The low tolerance for downtime and running older unsupported legacy systems is also why patching known vulnerabilities often falls behind. A high proportion — 76%, according to Ivanti — of recent attacks have exploited a known vulnerability.

Additionally, it’s an unfortunate reality that IT and cybersecurity spend tends to track toward compliance, and unlike in banking, finance, and healthcare, manufacturing doesn’t have similar regulatory and compliance requirements for cybersecurity. As a result, most manufacturers lag in their cyber investments; many don’t have anyone in their organization solely focused on cybersecurity, making them prime and easy targets.

Prioritizing manufacturing cybersecurity

Let’s cut to the chase: Too many manufacturers are failing to take the steps needed to prevent a cyberattack, including major disruption caused by ransomware. They’re not hardening remote access. They lack the right endpoint protections. Their detection and response capabilities are lagging. Too often, their backups are vulnerable, too.

Too many manufacturers are failing to take the steps needed to prevent a cyberattack, including major disruption caused by ransomware.

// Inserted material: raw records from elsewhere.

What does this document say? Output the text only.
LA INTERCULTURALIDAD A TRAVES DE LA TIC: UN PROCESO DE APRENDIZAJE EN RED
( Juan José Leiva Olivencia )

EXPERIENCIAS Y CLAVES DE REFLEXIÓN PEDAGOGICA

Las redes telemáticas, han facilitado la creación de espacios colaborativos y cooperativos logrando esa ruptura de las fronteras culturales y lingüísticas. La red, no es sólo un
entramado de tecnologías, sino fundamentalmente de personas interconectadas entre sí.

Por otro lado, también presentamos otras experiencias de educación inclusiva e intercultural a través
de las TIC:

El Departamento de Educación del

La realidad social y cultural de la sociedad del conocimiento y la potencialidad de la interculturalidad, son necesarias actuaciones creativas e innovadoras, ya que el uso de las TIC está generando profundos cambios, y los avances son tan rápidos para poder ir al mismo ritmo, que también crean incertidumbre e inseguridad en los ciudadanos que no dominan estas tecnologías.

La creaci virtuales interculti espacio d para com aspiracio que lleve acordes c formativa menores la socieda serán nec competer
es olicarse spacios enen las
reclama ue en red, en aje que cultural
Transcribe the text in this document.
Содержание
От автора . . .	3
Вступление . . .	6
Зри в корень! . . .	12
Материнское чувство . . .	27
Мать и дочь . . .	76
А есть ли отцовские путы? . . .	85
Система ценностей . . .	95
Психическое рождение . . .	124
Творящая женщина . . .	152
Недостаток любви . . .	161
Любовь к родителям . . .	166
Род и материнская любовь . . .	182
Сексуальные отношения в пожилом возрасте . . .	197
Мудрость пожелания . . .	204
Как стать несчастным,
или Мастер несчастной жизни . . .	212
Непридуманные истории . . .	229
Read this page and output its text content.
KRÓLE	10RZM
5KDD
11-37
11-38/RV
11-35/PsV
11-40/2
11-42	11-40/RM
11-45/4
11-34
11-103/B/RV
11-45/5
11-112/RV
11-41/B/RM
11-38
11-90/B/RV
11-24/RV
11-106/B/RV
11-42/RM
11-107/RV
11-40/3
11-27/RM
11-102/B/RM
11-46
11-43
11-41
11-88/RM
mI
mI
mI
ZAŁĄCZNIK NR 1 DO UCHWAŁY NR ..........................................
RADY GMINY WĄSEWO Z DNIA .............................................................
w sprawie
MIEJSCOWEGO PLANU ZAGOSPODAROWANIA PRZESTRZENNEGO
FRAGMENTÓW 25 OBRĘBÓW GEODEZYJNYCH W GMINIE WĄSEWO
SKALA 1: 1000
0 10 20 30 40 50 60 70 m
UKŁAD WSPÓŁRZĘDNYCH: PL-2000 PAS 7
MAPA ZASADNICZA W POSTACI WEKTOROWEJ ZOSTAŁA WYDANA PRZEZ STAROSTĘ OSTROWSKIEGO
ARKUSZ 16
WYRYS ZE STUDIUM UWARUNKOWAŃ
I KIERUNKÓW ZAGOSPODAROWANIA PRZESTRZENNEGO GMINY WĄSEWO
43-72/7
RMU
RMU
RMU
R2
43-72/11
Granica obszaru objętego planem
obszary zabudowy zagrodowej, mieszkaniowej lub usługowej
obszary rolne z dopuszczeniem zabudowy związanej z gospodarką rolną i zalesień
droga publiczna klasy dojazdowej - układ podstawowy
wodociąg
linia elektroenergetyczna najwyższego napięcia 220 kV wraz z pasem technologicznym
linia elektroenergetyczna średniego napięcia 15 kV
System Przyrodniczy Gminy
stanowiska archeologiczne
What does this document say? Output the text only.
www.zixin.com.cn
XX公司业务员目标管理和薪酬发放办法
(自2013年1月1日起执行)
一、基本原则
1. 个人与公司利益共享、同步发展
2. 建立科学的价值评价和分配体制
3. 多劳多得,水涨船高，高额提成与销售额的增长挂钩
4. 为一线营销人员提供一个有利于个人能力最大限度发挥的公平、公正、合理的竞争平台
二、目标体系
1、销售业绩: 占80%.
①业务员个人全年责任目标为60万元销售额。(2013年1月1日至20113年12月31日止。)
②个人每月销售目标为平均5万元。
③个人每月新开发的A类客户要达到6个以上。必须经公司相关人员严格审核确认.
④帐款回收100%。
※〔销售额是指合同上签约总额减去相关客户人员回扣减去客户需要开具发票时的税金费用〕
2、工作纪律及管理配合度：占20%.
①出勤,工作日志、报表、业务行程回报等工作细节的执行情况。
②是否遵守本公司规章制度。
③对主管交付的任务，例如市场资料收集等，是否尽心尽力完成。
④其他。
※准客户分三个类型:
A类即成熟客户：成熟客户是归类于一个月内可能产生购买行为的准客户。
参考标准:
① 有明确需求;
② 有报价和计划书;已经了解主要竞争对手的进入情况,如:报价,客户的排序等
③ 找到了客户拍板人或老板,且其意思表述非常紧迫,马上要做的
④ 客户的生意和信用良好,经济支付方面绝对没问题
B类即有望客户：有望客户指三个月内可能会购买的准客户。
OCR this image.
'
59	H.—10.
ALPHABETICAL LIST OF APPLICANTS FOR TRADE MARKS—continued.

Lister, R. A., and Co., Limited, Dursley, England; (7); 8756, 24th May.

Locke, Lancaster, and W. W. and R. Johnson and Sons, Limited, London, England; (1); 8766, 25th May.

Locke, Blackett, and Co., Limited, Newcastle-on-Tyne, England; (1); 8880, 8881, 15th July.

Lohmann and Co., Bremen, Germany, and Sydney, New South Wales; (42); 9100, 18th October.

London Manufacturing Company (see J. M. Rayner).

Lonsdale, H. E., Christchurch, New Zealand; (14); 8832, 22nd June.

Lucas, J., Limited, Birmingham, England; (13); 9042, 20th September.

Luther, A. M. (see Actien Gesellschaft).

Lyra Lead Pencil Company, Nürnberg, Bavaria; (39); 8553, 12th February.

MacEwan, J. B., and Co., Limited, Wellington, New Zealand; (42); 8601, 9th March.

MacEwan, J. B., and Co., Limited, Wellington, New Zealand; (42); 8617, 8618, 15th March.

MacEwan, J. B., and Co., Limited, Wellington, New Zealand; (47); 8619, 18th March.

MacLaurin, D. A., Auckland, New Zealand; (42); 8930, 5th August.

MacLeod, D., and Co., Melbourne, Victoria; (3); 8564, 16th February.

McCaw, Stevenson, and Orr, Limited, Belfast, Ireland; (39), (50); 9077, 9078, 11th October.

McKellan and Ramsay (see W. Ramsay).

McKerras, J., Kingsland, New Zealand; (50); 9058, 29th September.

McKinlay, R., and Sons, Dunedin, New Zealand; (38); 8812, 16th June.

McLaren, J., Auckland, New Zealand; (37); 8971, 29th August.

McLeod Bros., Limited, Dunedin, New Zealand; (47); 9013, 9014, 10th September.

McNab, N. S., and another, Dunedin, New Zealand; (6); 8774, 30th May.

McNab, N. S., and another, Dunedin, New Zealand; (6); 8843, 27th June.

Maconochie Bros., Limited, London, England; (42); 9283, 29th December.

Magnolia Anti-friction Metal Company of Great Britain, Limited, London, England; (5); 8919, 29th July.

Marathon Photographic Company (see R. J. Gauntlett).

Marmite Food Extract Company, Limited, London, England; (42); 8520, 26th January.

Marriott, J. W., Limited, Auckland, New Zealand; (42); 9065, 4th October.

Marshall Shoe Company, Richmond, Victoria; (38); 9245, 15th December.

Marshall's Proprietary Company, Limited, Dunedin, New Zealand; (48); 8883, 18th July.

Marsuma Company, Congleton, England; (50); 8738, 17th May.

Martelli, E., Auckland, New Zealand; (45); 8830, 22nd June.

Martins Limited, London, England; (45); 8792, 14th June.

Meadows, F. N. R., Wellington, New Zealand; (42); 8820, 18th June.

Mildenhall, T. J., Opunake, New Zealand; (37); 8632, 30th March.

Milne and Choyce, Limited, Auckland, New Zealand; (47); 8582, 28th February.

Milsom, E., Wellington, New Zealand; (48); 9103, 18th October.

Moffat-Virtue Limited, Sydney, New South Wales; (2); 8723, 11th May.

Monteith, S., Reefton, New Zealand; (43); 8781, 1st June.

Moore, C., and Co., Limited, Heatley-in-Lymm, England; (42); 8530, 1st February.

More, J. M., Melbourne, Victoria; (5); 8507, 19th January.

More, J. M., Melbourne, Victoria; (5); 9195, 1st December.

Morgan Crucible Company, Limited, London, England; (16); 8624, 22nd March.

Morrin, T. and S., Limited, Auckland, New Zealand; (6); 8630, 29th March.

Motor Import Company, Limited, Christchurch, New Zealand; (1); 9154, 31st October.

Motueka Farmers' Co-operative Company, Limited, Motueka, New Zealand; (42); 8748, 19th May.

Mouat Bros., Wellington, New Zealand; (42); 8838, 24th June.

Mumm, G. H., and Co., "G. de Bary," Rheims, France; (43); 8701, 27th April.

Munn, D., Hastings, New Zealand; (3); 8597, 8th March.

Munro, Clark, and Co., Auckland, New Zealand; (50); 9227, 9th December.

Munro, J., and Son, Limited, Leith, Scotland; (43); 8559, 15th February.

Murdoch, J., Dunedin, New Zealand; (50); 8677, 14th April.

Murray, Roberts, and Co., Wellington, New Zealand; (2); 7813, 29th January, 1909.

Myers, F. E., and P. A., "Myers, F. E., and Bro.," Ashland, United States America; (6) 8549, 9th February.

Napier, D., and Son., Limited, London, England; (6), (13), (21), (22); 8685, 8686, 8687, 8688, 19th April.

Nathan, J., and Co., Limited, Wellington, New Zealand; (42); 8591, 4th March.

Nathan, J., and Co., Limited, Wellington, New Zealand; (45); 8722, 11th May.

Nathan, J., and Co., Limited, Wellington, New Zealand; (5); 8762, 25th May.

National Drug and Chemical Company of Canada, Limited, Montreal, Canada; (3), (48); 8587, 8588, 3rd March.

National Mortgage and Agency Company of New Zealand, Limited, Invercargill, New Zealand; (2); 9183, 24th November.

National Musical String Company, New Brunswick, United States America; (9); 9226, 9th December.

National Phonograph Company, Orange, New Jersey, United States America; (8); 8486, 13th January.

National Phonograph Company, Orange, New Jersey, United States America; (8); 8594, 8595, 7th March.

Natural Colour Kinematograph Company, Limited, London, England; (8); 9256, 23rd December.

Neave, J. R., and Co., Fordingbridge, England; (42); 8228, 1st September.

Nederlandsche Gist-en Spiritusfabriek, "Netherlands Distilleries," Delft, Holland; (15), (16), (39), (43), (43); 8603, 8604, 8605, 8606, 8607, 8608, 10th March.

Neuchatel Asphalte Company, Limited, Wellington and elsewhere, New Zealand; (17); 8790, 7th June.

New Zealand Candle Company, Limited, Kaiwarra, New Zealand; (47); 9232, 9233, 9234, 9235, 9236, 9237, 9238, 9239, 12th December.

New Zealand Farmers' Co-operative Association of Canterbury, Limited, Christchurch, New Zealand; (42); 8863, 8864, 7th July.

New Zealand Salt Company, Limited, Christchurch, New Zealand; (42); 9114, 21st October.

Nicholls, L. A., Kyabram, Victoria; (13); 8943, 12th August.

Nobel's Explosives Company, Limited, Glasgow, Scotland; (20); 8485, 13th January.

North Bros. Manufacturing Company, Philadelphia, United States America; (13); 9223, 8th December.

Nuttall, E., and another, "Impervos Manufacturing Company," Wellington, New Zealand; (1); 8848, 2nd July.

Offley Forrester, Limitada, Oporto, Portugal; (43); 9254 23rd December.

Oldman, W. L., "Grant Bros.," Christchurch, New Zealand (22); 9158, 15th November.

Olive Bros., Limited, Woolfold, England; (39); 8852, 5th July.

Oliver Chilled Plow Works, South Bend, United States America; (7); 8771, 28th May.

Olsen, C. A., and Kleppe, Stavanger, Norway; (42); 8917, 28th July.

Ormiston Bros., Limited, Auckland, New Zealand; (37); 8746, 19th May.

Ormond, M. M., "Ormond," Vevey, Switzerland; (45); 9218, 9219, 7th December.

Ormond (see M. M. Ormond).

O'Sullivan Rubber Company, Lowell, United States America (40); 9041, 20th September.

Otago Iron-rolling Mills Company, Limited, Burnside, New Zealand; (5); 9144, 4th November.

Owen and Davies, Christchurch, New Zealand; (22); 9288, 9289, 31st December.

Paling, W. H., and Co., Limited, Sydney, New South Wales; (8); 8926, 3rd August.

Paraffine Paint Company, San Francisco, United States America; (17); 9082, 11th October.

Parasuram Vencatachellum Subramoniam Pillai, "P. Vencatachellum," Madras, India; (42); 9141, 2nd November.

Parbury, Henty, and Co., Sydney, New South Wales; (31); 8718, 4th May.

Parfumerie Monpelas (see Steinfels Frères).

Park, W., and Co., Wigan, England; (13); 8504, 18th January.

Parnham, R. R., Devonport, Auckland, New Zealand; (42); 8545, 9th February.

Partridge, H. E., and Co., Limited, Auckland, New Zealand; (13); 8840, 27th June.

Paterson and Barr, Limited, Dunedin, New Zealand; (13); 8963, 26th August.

Just in case you’re operating under the assumption that cyber insurance will enable you to recover your losses after a cyber or ransomware attack, stop. Consider that, without following current best practices, it’s becoming increasingly difficult to meet insurers’ requirements for coverage. Or, if you are approved, you’ll be subject to higher premiums for less benefit.

It’s critical to be proactive; hackers certainly are. Do you know where the threats and vulnerabilities lie in your organization? Risk assessments and penetration testing are two types of verification that can uncover gaps before cybercriminals expose them for you.

The cost of prevention is far less than the costs of recovery after a breach — and the costs of lost production. Don’t put your manufacturing business’s ability to operate at risk.